By keeping all other parameters constant and varying only one parameter, it was possible to examine the effect of various catchment parameters used in estimating the time of concentration. Generally, all the equations that use L in the estimation of time of concentration agree that a doubling of L leads to some sort of increase in the estimate time of concentration but not necessarily a commensurate amount of increase. Figure 6 shows that the California Culvert Practice model is the most sensitive the longest flow path such that the value of Tc increases by a factor of 2.26 when the value of L is doubled. This is followed by Bransby Williams and Sheridan models which produce an increase in Tc by a factor of about 2.0 when the value of L is doubled. This hyper-response emanates from the fact that these equations assign very high weighting to L while at the same time having high coefficients very close to 1.0. The exponents of L in the California Culvert Practice, Bransby Williams and Sheridan equations are 1.155, 1.0 and 0.96 respectively. On the other hand, all the equations respond moderately when the slope is doubled. The response of Tc to doubling of slope ranges between 0.71 and 0.97. Results further show all the equations that use catchment area as an independent variable for estimating Tc consider it more important than the slope.

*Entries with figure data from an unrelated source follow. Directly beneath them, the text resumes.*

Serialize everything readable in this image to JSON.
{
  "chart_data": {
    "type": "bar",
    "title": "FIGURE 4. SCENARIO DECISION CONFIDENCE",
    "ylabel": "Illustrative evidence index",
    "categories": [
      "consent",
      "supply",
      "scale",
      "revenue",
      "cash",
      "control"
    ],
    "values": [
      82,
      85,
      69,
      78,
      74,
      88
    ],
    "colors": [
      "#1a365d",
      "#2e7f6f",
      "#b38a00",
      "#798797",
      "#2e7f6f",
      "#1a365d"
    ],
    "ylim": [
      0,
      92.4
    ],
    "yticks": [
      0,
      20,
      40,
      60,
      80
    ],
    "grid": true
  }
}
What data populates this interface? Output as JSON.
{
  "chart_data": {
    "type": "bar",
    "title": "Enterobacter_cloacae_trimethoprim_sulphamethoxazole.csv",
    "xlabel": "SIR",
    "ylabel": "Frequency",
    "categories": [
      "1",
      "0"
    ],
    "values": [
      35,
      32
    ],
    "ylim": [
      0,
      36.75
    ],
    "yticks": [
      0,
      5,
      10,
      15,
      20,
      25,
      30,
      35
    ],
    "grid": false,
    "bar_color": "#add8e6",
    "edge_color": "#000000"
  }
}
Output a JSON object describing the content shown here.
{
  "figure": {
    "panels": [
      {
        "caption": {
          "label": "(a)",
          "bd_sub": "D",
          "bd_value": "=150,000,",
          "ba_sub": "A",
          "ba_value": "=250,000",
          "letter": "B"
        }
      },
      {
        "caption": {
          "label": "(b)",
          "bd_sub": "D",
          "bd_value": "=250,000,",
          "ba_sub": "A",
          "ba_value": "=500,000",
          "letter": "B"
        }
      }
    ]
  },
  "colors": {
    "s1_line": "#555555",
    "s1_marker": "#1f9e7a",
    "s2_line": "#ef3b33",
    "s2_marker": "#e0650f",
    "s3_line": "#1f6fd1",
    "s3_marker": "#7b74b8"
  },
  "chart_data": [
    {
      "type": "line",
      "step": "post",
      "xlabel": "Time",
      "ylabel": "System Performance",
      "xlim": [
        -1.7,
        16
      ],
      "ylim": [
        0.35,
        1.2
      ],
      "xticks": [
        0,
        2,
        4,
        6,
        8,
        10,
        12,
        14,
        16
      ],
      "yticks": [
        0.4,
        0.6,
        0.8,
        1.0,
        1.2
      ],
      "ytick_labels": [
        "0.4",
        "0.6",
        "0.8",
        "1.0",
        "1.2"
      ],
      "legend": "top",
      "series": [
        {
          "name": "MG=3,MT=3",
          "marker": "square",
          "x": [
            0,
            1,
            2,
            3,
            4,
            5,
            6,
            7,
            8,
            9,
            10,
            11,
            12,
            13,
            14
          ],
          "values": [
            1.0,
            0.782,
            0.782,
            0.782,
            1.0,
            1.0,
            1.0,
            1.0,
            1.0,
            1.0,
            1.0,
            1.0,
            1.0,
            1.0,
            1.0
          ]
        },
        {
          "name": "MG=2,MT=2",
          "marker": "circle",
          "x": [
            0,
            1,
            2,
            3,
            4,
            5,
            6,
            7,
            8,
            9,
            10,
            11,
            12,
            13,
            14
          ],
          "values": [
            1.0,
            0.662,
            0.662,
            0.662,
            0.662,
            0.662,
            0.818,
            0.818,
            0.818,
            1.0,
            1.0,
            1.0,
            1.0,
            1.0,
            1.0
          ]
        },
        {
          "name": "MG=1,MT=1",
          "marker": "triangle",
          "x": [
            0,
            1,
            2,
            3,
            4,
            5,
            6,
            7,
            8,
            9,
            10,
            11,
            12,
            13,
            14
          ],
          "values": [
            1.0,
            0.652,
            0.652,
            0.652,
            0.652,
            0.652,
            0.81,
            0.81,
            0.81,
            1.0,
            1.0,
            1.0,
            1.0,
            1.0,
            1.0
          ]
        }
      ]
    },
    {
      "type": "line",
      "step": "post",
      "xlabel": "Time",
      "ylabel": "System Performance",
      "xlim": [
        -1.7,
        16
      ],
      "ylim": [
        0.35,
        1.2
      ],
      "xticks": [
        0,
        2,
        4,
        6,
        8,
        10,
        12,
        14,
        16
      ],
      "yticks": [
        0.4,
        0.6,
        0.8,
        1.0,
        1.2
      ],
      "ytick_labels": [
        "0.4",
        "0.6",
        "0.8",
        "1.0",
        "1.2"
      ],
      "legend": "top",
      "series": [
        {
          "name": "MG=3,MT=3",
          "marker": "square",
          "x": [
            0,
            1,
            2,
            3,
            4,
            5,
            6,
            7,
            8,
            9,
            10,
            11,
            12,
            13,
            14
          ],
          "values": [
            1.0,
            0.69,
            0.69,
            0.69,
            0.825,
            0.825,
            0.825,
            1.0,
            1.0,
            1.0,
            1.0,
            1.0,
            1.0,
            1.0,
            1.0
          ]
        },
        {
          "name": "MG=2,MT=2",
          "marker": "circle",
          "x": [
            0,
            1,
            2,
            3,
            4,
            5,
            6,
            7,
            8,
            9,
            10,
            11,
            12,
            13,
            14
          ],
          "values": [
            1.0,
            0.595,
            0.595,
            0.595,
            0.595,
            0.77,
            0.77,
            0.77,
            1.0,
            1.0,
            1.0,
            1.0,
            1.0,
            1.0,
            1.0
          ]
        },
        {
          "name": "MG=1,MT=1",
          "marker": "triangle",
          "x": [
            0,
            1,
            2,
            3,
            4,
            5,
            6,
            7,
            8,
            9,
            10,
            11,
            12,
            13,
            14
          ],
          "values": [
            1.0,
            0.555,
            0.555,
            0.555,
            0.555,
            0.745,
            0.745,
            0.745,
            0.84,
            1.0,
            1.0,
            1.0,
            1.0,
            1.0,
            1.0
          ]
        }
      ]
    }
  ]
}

This study has gone to a great extent to show that arbitrary and random use of Tc models without proper scrutiny and evaluation could result in highly unrealistic and impracticable results. One of the most important things researchers should do when publishing newly developed models for Tc is to undertake a comprehensive hydro-morphological characteristics of the catchment of interest and publish same along with the model. This will help users to ascertain apriori if the equation is suitable for the study area in question. Beven (2020) also opined that the variability among methods used in the estimation of Tc in inherent in its definition as “a drop of water”, which is a salient point in defining Tc. According to Beven (2020), the drop of water concept does not describe catchment responses in terms of surface or subsurface flow and further explains that the concept of Tc should be taught based on “celerities”. As mentioned earlier, many of these equations were from other locations with different geographical, climatological and hydrological characteristics which differ from that of the location in this study. With proper understanding of the equation(s), certain modifications can be made to in to fit an already existing equation to suit the catchment features.